Ana Lucia Salazar of IDnow on why fintech is her passion

As the role in security in fintech becomes ever more complicated, we take catch up with Ana Lucia Salazar of IDnow and find out why fintech inspires her

Ana Lucia Salazar is the Senior Sales Manager, UK&I, EU at IDnow. She specialises in a number of technical disciplines, including security ID for fintechs and the banking and financial services industry. We caught up with her for a chat as part of our Women in Fintech series, ahead of International Women's Day. 

Tell us about your role in fintech- what does it involve - and how did you get there?

My first job in London after graduating from my master’s degree was in a small investment banking boutique. Back then, I used to work closely with the venture capital firms that were investing in fintechs and I realised how innovative and how quickly the fintech industry was growing, which I found fascinating. I decided then to make a change in my career, and it’s been almost five years since I started working in the digital identity, regtech space.

What attracted you to the financial industry - and the sector you are currently in?

I currently work in the digital identity space, helping fintechs, crypto exchanges, and other financial services institutions with part of their digital transformation journeys, such as customer onboarding and authentication. Digital identity is vital for the financial services sector as it enables good customers to access their accounts securely and also prevents criminals and fraudsters from entering their systems. 

If you weren’t in fintech, what industry would you have chosen to work in, and why?

I studied Engineering and worked in that field for a few years before moving to London. I think that if I hadn’t pursued my passion in this industry, I would have continued my journey in the mechanical engineering space, working closely with sugar mills and other mass consumption industries.

Is diversity a problem in the fintech space - and if so, what should we be doing about it?

Diversity has always been a problem within financial services, and of course within the fintech space, and there is still a lot of work to be done.

A study from Deloitte showed that less than 30% of the UK’s workforce was female. This imbalance is only more prominent for senior team representation, where according to research by Oliver Wayman women only hold 20% of senior executive roles, and it does not get better at the entrepreneur level, where according to Harvard Business Review article women-led start-ups received 2.3% of the VC funding in 2020.

What’s more, not only are women underrepresented, but the gender pay gap is still quite high. The Office of National Statistics reports that in 2021 the gender pay gap in the UK increased to 15.4% from 14.9 in 2020. According to Eurostat research, in some countries in Europe, these figures are a lot higher, with Estonia having a gender pay gap of 21.7%, Germany of 19.23%, and France of 16.5%.

How do you see the fintech space developing over the next five years, with particular reference to your specialty?

Digital Identity is vital for the development of financial services, especially to verify customers during onboarding and authenticating returning users. The Kalifa Review of UK Fintech commissioned by the HM Treasury last year stressed how critical to have the ability to determine an individual’s identity, especially in the online world which will only continue growing.

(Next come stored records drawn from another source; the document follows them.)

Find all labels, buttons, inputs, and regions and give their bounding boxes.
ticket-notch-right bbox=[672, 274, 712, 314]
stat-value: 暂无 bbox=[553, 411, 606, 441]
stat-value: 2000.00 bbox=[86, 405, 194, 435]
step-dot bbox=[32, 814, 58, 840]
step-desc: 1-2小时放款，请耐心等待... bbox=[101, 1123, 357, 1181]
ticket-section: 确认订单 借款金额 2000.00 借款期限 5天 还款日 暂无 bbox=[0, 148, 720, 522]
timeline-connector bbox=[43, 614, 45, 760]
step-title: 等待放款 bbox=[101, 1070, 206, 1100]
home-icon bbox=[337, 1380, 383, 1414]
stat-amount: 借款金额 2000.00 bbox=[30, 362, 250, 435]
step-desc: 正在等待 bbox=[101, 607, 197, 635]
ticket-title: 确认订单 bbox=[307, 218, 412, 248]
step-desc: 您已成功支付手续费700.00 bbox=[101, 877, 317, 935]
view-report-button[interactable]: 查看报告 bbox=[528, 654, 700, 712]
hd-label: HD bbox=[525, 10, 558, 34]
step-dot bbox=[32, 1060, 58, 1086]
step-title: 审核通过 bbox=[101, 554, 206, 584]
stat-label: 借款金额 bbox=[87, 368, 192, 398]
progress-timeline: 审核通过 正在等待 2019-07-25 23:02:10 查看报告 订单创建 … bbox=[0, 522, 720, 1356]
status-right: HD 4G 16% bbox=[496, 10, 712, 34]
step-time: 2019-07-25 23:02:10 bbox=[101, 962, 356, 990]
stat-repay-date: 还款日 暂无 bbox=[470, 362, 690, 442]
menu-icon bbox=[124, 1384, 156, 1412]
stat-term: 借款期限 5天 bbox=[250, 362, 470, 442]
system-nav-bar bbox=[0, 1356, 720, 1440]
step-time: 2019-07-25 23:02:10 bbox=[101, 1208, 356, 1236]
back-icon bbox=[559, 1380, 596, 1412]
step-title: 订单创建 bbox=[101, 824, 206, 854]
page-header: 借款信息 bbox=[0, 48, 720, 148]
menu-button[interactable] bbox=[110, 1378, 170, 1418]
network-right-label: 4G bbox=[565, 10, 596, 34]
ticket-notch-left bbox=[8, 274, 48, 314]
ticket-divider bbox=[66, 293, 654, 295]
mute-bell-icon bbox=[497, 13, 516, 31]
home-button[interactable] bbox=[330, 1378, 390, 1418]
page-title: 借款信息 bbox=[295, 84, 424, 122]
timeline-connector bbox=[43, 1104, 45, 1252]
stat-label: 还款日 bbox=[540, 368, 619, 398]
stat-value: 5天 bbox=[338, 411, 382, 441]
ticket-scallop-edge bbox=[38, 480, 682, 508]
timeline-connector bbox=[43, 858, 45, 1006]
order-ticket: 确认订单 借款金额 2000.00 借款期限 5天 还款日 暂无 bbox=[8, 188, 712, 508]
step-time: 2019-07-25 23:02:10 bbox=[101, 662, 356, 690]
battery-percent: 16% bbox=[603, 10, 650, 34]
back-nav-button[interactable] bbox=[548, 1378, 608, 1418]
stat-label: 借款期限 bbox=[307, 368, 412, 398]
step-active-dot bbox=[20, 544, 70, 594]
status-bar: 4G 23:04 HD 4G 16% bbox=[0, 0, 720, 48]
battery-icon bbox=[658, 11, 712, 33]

In the past years, a number of identity wallets emerged, and I believe that in the next five years these wallets will finally start being functional and adopted by both businesses and individuals. However, it will be essential that the Government in the UK, as well as the European Commission, create frameworks that enable interoperability 

What inspires you in fintech today?

The fintech industry amazes me every day. It is an industry that challenges the establishment and the status quo to make improvements and drive efficiencies. Fintechs have ultimately brought multiple benefits to consumers – simplifying processes like opening bank accounts, reducing transactions costs and times, increasing security, and creating products that enable to include individuals that would not be typically served by traditional institutions.

This is what inspires me to work in fintech and what makes me proud to be a woman in the sector.